= Ubuntu Museum: African Museum of Humanity =

Small museum in Roehampton, London

The Ubuntu Museum: African Museum of Humanity is a small mobile museum dedicated to the experiences of people of colour in Britain and the West. Ubuntu Museum is an African-led social enterprise specializing in educational workshops that include crafting activities, quizzes, and mini exhibitions. The museum brings these experiences to schools, libraries, and community spaces across Greater London and offer their services for private parties.

== History ==
The museum was founded by artist Jackie Mwanza in 2018.

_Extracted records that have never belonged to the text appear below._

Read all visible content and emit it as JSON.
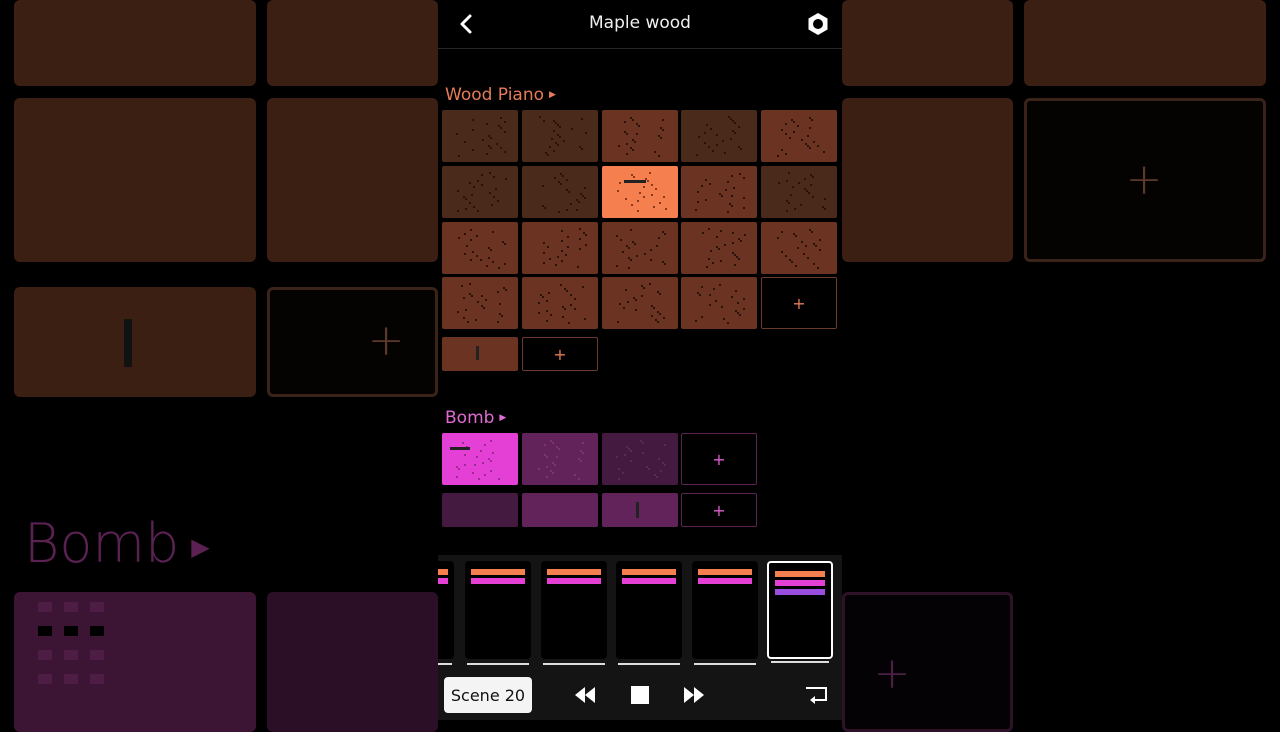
{
  "header": {
    "title": "Maple wood"
  },
  "icons": {
    "back": "chevron-left-icon",
    "settings": "gear-icon"
  },
  "tracks": [
    {
      "name": "Wood Piano",
      "color": "#e67b5a"
    },
    {
      "name": "Bomb",
      "color": "#e069d2"
    }
  ],
  "add_label": "+",
  "background": {
    "title": "Bomb",
    "add_label": "+"
  },
  "scenes_strip": {
    "count_visible": 6,
    "selected_index": 5
  },
  "transport": {
    "scene_label": "Scene 20",
    "rewind": "rewind-icon",
    "stop": "stop-icon",
    "fast_forward": "fast-forward-icon",
    "record_return": "return-icon"
  }
}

== Exhibitions and activities ==
The Nude Gallery in 2019 focused on the assumptions of the colour nude in everyday life, highlighting that historically it has been only applicable to those with lighter skin tones. In 2020 the museum hosted events for Black History Month on the use of recycled materials and found objects in art, in particular focusing on the sculptor El Anatsui. The museum will host workshops for children about recycled art in 2021.

== Location ==
The Museum is based in a former commercial unit at 6 Portswood place on the Alton Estate in Roehampton.

== Transport ==
The museum is served by Transport for London buses 170, 430, 639 and 670 which stop on Danebury Avenue. Barnes railway station (Southwestern Railway) is a 25-minute walk from the museum.